At the news conference unveiling the revised bill, it won the strong support of Richard Holober, executive director of the Consumer Federation of California: “It’s based on a simple demand of the people: Ask me first before you use or share my personal information,” he said, according to a Bay Area News Group report. Representatives of the ACLU and other civil liberties groups also praised the measure.

California hailed for privacy protections in 2015

But while the Bay Area News Group report cast Chau’s bill as reflecting California lawmakers hopes to be a key part of the “Resistance” movement opposing the Trump White House, it’s actually in keeping with the Golden State’s history. In 2015, Wired magazine wrote that California “now has the nation’s best digital privacy laws.”

Chau’s bill could prove popular with the public.

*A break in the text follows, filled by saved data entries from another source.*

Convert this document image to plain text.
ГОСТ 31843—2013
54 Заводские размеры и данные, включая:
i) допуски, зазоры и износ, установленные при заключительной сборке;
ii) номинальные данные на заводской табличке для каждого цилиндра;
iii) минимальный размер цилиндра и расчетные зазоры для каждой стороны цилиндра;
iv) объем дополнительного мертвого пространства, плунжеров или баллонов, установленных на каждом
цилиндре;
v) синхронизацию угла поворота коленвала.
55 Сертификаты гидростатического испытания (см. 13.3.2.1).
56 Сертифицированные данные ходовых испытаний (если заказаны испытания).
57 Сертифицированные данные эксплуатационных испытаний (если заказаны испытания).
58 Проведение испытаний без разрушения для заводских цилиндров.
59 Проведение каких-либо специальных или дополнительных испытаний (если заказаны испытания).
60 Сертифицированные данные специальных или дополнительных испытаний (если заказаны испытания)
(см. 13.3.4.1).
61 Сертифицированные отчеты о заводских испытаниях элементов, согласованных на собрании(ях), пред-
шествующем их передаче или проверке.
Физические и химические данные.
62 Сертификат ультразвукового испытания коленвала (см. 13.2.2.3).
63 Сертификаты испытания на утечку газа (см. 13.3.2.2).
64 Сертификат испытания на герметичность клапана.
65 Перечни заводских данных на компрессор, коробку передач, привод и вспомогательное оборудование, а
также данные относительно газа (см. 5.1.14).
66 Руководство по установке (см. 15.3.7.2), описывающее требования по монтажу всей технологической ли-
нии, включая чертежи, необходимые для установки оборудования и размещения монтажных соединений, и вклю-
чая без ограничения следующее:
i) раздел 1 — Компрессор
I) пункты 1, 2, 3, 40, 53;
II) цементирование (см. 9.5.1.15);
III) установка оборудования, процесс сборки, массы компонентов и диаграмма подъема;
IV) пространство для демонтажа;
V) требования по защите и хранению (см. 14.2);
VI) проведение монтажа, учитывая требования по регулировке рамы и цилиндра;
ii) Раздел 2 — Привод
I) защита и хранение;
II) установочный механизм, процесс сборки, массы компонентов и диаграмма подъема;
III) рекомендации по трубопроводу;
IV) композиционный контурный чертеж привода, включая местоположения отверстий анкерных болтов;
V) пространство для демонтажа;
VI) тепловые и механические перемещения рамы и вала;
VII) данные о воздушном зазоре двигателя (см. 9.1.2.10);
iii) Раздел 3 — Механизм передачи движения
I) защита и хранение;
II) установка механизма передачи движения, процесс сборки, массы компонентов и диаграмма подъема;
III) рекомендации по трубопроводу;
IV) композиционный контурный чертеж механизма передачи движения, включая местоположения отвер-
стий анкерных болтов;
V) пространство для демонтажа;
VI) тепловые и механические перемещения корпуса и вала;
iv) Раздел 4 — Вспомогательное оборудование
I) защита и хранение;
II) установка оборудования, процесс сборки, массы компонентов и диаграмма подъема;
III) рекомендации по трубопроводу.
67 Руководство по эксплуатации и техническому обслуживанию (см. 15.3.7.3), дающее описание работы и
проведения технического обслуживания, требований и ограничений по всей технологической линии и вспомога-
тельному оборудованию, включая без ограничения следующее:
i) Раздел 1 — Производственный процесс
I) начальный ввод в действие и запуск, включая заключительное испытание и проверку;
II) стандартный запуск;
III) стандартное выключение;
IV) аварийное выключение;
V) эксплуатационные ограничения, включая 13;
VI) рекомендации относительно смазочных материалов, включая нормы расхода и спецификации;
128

In the wake of a series of hacking scandals, internet privacy appears to be an increasingly important priority for Americans. This was borne out by a Consumer Reports survey of 1,007 adults in April that found a steady erosion of confidence in government’s ability to protect their data privacy. Some 65 percent had no faith the government was up to the job – and 92 percent said their browsing histories should only be sold after they “opt in.”

The Los Angeles Times reported that California was the 20th state to consider adopting laws responding to the repeal of the Obama internet privacy rules. The article downplayed fears that this was an area where state law would be superseded by federal law because “communications law has traditionally allowed a division of responsibilities between the state and federal government,” according to a lawyer for the Electronic Frontier Foundation.